13 Sometime in 1995, probably during the October visit, the appellant raised the possibility of laser surgery to the lips. Initially a fee of $1500 was quoted. Later the appellant through his receptionist offered to do the procedure at a discount on condition that the respondent permitted the operation to be filmed for use in the promotion of the appellant's practice. The respondent accepted this offer and the laser surgery was done on 30 January 1996 and funded by Medicare.
14 On 19 March 1996 the appellant carried out revision surgery on the respondent's lip. On 21 May 1996 and 30 May 1996 there was minor excision surgery and scar revision.
15 On 29 August 1996, the respondent told the appellant that she had received a second opinion and that she claimed to be deformed. She demanded further surgery, but the appellant told her he was unable to offer it. This was the final consultation between the parties.
16 In the upshot, the respondent was left angry and very depressed by the results of the surgery. She was very self-conscious about her "new" appearance. Friends enquired of her whether she had had a stroke. The tightness affected her facial expression, particularly on the left side. She became reclusive, even avoiding going out to do shopping as much as possible. Her self-consciousness was such that she felt unable to travel abroad to see her dying mother.
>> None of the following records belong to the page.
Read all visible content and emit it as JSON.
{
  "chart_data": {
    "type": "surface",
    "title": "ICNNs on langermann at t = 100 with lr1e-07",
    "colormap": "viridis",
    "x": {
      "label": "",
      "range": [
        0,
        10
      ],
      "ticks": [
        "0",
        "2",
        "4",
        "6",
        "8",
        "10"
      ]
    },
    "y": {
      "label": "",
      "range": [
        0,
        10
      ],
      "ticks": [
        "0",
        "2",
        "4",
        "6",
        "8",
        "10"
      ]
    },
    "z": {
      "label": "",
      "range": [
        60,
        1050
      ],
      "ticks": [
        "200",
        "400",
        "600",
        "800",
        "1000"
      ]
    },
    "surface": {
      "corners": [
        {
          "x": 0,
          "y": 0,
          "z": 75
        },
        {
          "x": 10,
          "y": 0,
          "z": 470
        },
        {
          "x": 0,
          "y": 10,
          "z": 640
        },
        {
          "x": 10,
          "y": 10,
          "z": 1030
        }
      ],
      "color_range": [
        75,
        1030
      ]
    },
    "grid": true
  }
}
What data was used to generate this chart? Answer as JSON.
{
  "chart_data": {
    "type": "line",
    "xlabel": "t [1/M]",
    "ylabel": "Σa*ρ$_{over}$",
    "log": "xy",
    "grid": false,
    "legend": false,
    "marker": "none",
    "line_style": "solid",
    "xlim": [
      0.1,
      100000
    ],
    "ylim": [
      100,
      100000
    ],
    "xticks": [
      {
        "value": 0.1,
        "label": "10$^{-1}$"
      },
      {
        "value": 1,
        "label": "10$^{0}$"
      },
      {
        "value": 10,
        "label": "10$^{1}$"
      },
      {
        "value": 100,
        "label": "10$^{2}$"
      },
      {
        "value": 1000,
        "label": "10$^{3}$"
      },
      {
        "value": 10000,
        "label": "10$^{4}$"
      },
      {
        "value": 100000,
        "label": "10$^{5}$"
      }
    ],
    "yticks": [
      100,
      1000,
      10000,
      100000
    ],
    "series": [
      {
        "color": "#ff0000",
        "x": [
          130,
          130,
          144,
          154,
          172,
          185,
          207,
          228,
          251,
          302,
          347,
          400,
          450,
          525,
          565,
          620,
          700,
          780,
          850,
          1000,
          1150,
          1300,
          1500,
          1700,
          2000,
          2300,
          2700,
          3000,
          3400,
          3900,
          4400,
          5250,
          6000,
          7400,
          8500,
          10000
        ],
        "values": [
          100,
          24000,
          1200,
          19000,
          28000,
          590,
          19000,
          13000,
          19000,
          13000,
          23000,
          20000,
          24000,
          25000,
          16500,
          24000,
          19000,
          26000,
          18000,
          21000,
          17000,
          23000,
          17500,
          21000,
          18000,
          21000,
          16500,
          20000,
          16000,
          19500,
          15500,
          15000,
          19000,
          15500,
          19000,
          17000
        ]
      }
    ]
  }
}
17 The following findings were made in relation to post-operative treatment:
The next aspect of the doctor-patient relationship, which has to be evaluated, is the post-surgery portion. In this area, I do not accept the accuracy of the self-serving statements contained in the correspondence from the defendant to the referring general practitioner Dr Khong. There is no expert evidence in the case to guide the court about what steps the surgeon should take when he becomes aware that his surgical patient is postoperatively disillusioned and complaining about the result. Commonsense would seem to indicate that a policy of ignoring the patient, whilst it might be comfortable and convenient for the surgeon, is contraindicated. The ordinary person in the community would expect the surgeon to make himself available for discussion with the patient to seek to explain - if he could - how the results of the surgery, whatever that might be, are just as he forecast before obtaining the patient's consent to the surgery being conducted. The ordinary person would also expect that the surgeon, if requested and if appropriate arrangements for payment could be made, would embark upon remedial surgery promptly, or at least arrange for a second opinion to be provided. In the event that the surgeon considered remedial surgery to be inappropriate, then, in this day and age, the ordinary person would expect the surgeon to make appropriate recommendations for his dissatisfied and distressed patient to be appropriately counselled. A letter to the referring general practitioner would be the very least that could be done.
In the present case, the defendant did not embark upon any remedial surgery for an unacceptably long period of time, viz until 30 May 1996, and then only after an inordinately long period of repeated refusals to speak to the plaintiff. Nor did he make any acceptable recommendations or arrangements for the plaintiff to be counselled.